Hmmm. Well, that helps me not feel so bad. But I do agree with Rasa that I find it whack to invite people to events that they would have to pay to be at.
It’s almost like the birthday gift is them showing up and proving that they will spend money to be around you.
There is nothing tacky about wanting to do some go-karting on your birthday, and not being willing to fork over the cash for all of your homies to join you.
However, the way to be graceful about it, is to tell all of the invited guests “Go-karting is at 7:30, followed by drinks at the Screaming Weasel for those who can’t make it.”
This gives non-karting well-wishers the opportunity to attend the celebration without the expense.
Oh ho ho, you got me there! Nowhere, of course, but I also wouldn’t invite friends out to dinner/drinks for my birthday. But that’s because I, personally, think me making a big deal out of my birthday at the age of 37 is silly, and recognize that other people don’t see things that way. That’s okay, I think those people are silly, they think I’m a hater of fun.
Also, in my hypothetical example, guests can choose how much or if they want to spend themselves rather than me saying, “Come rollerskating with me for my birthday! Oh, and it’s $20, to cover renting the place, skate rental, and the cake they provide.”
ETA: I don’t think planning your own birthday thing is sad or pathetic.
If you’re a single adult (and not broke) then every day is your birthday. Do whatever you want. Honestly, and I don’t want to be mean, but If you want a pony and some cake then that ship has sailed and those days are behind you. Take yourself out for some personal “me” time and enjoy the day.

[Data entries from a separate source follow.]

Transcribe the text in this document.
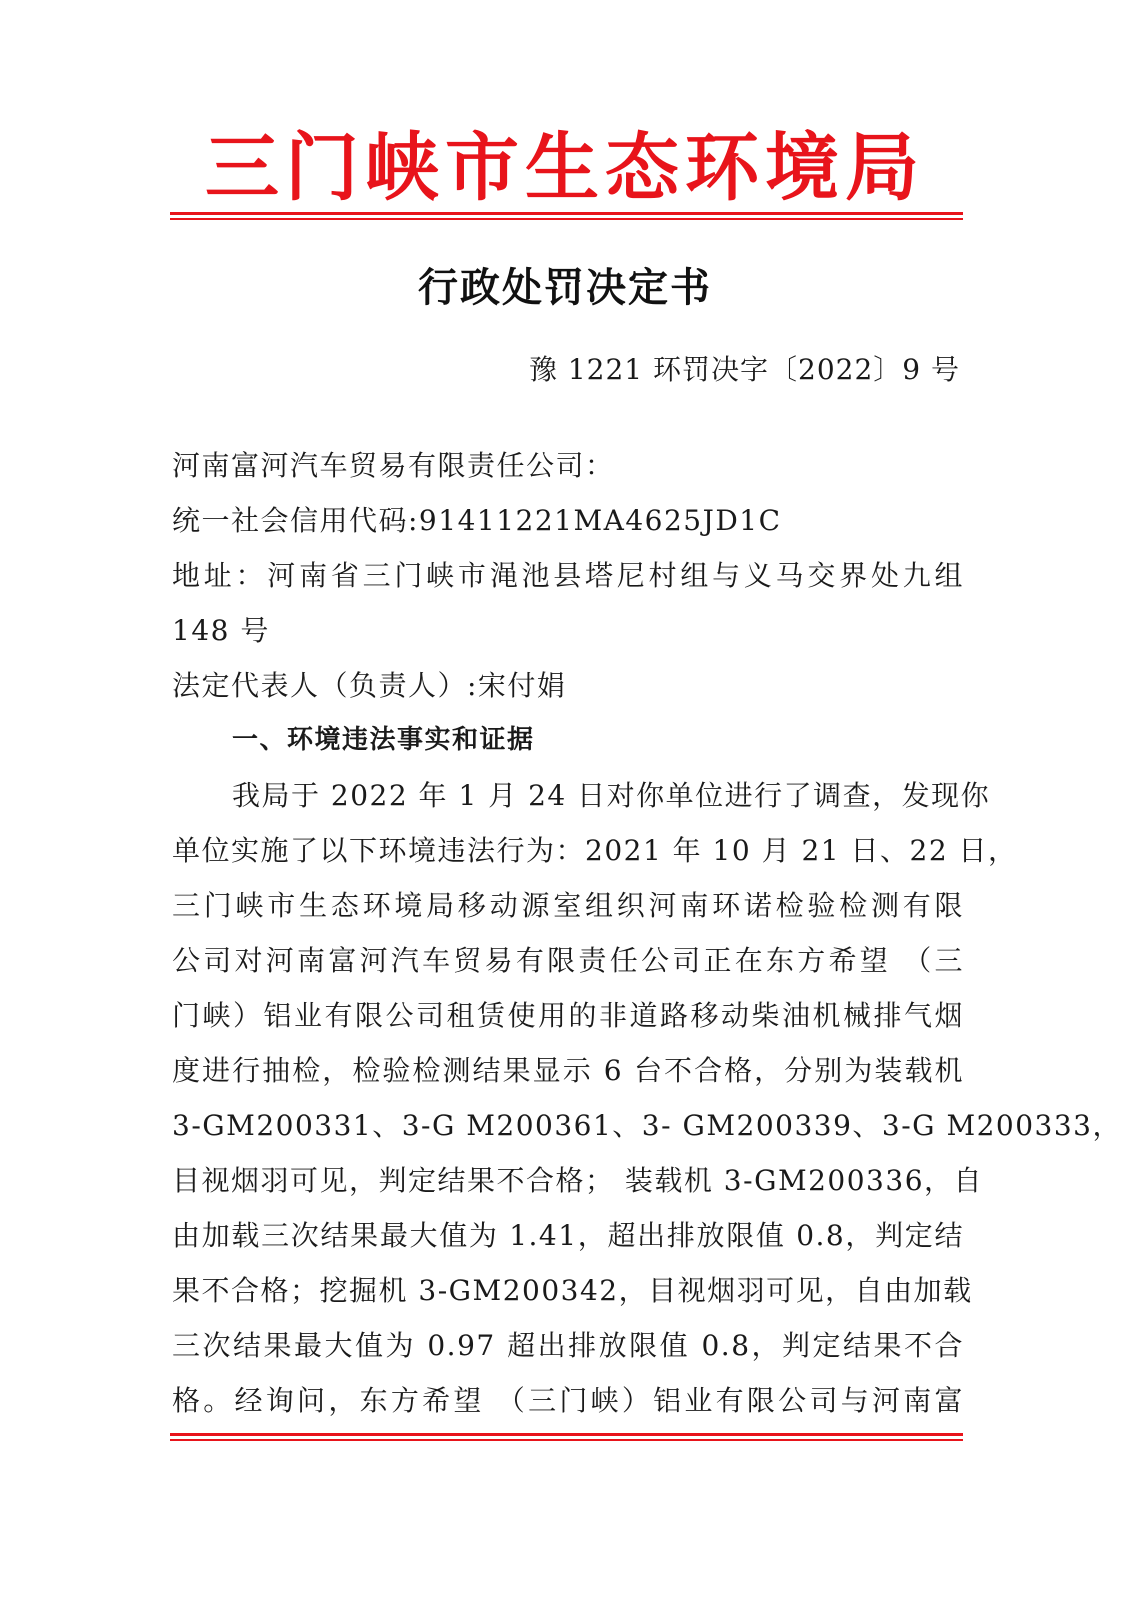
三门峡市生态环境局
行政处罚决定书
豫 1221 环罚决字〔2022〕9 号
河南富河汽车贸易有限责任公司：
统一社会信用代码:91411221MA4625JD1C
地址：河南省三门峡市渑池县塔尼村组与义马交界处九组
148 号
法定代表人（负责人）:宋付娟
一、环境违法事实和证据
我局于 2022 年 1 月 24 日对你单位进行了调查，发现你
单位实施了以下环境违法行为：2021 年 10 月 21 日、22 日，
三门峡市生态环境局移动源室组织河南环诺检验检测有限
公司对河南富河汽车贸易有限责任公司正在东方希望 （三
门峡）铝业有限公司租赁使用的非道路移动柴油机械排气烟
度进行抽检，检验检测结果显示 6 台不合格，分别为装载机
3-GM200331、3-G M200361、3- GM200339、3-G M200333，
目视烟羽可见，判定结果不合格； 装载机 3-GM200336，自
由加载三次结果最大值为 1.41，超出排放限值 0.8，判定结
果不合格；挖掘机 3-GM200342，目视烟羽可见，自由加载
三次结果最大值为 0.97 超出排放限值 0.8，判定结果不合
格。经询问，东方希望 （三门峡）铝业有限公司与河南富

I’ve done it, when there was nobody around who grabbed and ran with it. It was along the lines of “It’s my b-day so come to my house for lasagna, cheap red wine, and maybe a movie or game. Anyone who wants to bring a nosh to add in is welcome to do so.” Ended up having some low-key fun and at least one person will bring a decent bottle of wine. Costs me little, costs my friends no more than they can or want to pay, and everyone has a pretty good time.
I often feel sad that nobody cares enough about to me to remember or plan anything for my birthday, but you just have to suck it up as part of adulthood.
In the years I’ve really wanted a party, I’ve planned/shopped/made it happen myself. I don’t think that’s sad.
Not sad at all. My birthday is the day I get exactly what I want, exactly the way I want it. And who the hell else is going to know exactly what I want or exactly how I want it?